La différenciation est déjà appliquée en Corse, où une collectivité territoriale exerce des compétences locales spécifiques. Elle bénéficie aussi à l'Alsace dont les deux départements vont fusionner avec des compétences accrues justifiées par ses spécificités. Elle est plus encore à l'oeuvre dans les outre-mer, où elle sert l'égalité des chances entre les territoires par la reconnaissance d'une autonomie accrue. Reconnaître le droit à la différenciation, dans le respect de l'unité nationale et du principe d'égalité, permettra une meilleure adéquation de l'action publique aux réalités locales.

L'article 49 tend à ce que les propositions de modification des dispositions législatives ou réglementaires en vigueur réalisées par les collectivités territoriales, ainsi que toutes les propositions concernant le développement économique, social et culturel des régions et des collectivités territoriales d'outre-mer soient transmises aux deux assemblées et non simplement au Gouvernement.

L'article 50 tirerait les conséquences dans l'ensemble de la législation ordinaire de la réunion des articles 73 et 74 de la Constitution proposée par la proposition de loi constitutionnelle.

Afin de mieux prendre en compte les réalités guyanaises, l'article 51 propose plusieurs adaptations des modalités de l'action publique sur ce territoire en matière de lutte contre l'orpaillage illégal et d'immigration irrégulière.

L'article 52 permettrait quant à lui, d'une part, l'exploitation des ressources dans les zones de droits d'usages collectifs (ZDUC) afin de favoriser le développement économique des communautés qui y vivent et, d'autre part, la création, au sein d'une commune de grande superficie, de communes déléguées sur le modèle de celles existant au sein des communes nouvelles.

Enfin, le titre IV, composé de deux articles, a pour objet de renforcer le contrôle du respect par le Gouvernement des libertés locales. Le Parlement doit être le garant du respect des libertés locales, qui sont au coeur du pacte démocratique, pour les protéger face à la tentation permanente de la recentralisation.

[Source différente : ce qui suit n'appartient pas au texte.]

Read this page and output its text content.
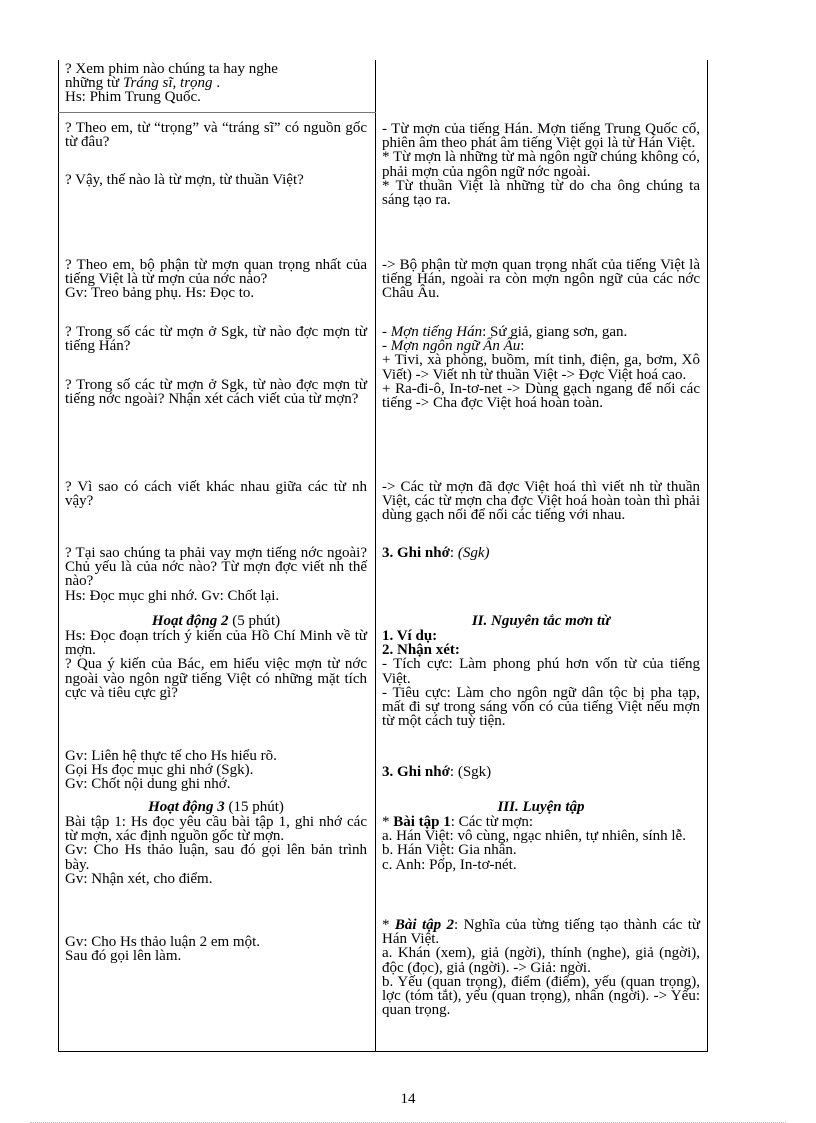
? Xem phim nào chúng ta hay nghe

những từ Tráng sĩ, trọng .

Hs: Phim Trung Quốc.

? Theo em, từ “trọng” và “tráng sĩ” có nguồn gốc từ đâu?

? Vậy, thế nào là từ mợn, từ thuần Việt?

? Theo em, bộ phận từ mợn quan trọng nhất của tiếng Việt là từ mợn của nớc nào?

Gv: Treo bảng phụ. Hs: Đọc to.

? Trong số các từ mợn ở Sgk, từ nào đợc mợn từ tiếng Hán?

? Trong số các từ mợn ở Sgk, từ nào đợc mợn từ tiếng nớc ngoài? Nhận xét cách viết của từ mợn?

? Vì sao có cách viết khác nhau giữa các từ nh vậy?

? Tại sao chúng ta phải vay mợn tiếng nớc ngoài? Chủ yếu là của nớc nào? Từ mợn đợc viết nh thế nào?

Hs: Đọc mục ghi nhớ. Gv: Chốt lại.

Hoạt động 2 (5 phút)

Hs: Đọc đoạn trích ý kiến của Hồ Chí Minh về từ mợn.

? Qua ý kiến của Bác, em hiểu việc mợn từ nớc ngoài vào ngôn ngữ tiếng Việt có những mặt tích cực và tiêu cực gì?

Gv: Liên hệ thực tế cho Hs hiểu rõ.

Gọi Hs đọc mục ghi nhớ (Sgk).

Gv: Chốt nội dung ghi nhớ.

Hoạt động 3 (15 phút)

Bài tập 1: Hs đọc yêu cầu bài tập 1, ghi nhớ các từ mợn, xác định nguồn gốc từ mợn.

Gv: Cho Hs thảo luận, sau đó gọi lên bản trình bày.

Gv: Nhận xét, cho điểm.

Gv: Cho Hs thảo luận 2 em một.

Sau đó gọi lên làm.

- Từ mợn của tiếng Hán. Mợn tiếng Trung Quốc cổ, phiên âm theo phát âm tiếng Việt gọi là từ Hán Việt.

* Từ mợn là những từ mà ngôn ngữ chúng không có, phải mợn của ngôn ngữ nớc ngoài.

* Từ thuần Việt là những từ do cha ông chúng ta sáng tạo ra.

-> Bộ phận từ mợn quan trọng nhất của tiếng Việt là tiếng Hán, ngoài ra còn mợn ngôn ngữ của các nớc Châu Âu.

- Mợn tiếng Hán: Sứ giả, giang sơn, gan.

- Mợn ngôn ngữ Ấn Âu:

+ Tivi, xà phòng, buồm, mít tinh, điện, ga, bơm, Xô Viết) -> Viết nh từ thuần Việt -> Đợc Việt hoá cao.

+ Ra-đi-ô, In-tơ-net -> Dùng gạch ngang để nối các tiếng -> Cha đợc Việt hoá hoàn toàn.

-> Các từ mợn đã đợc Việt hoá thì viết nh từ thuần Việt, các từ mợn cha đợc Việt hoá hoàn toàn thì phải dùng gạch nối để nối các tiếng với nhau.

3. Ghi nhớ: (Sgk)

II. Nguyên tắc mơn từ

1. Ví dụ:

2. Nhận xét:

- Tích cực: Làm phong phú hơn vốn từ của tiếng Việt.

- Tiêu cực: Làm cho ngôn ngữ dân tộc bị pha tạp, mất đi sự trong sáng vốn có của tiếng Việt nếu mợn từ một cách tuỳ tiện.

3. Ghi nhớ: (Sgk)

III. Luyện tập

* Bài tập 1: Các từ mợn:

a. Hán Việt: vô cùng, ngạc nhiên, tự nhiên, sính lễ.

b. Hán Việt: Gia nhân.

c. Anh: Pốp, In-tơ-nét.

* Bài tập 2: Nghĩa của từng tiếng tạo thành các từ Hán Việt.

a. Khán (xem), giả (ngời), thính (nghe), giả (ngời), độc (đọc), giả (ngời). -> Giả: ngời.

b. Yếu (quan trọng), điểm (điểm), yếu (quan trọng), lợc (tóm tắt), yếu (quan trọng), nhân (ngời). -> Yếu: quan trọng.

14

Des outils nouveaux de suivi et d'évaluation doivent être mis en oeuvre aux fins de s'assurer de la concrétisation des principes de subsidiarité et de libre administration des collectivités.

L'article 53 tend à permettre la saisine du Conseil national d'évaluation des normes (CNEN) par le Parlement pour apprécier la pertinence des projets de textes au regard du principe constitutionnel de libre administration des collectivités territoriales.

L'article 54 renforcerait le rôle du Conseil national d'évaluation des normes, en obligeant le Gouvernement, lorsqu'il émet un avis défavorable sur un projet de loi, à lui transmettre un projet modifié ou à justifier le maintien du projet initial en adressant des informations complémentaires en vue d'une seconde délibération, comme c'est le cas actuellement pour les projets de textes règlementaires.

Ces articles seraient par ailleurs complétés par des dispositions relevant des règlements des assemblées, afin de mettre en oeuvre les propositions n°s 45 à 48 du rapport 50 propositions pour le plein exercice des libertés locales.


* 1 Rapport disponible à l'adresse suivante : https://www.senat.fr/fileadmin/Fichiers/Images/redaction_multimedia/2020/2020-Documents_pdf/Rapport_GT_Decentralisation_.pdf

* 2 Article R. 132-1 du code de l'action sociale et des familles.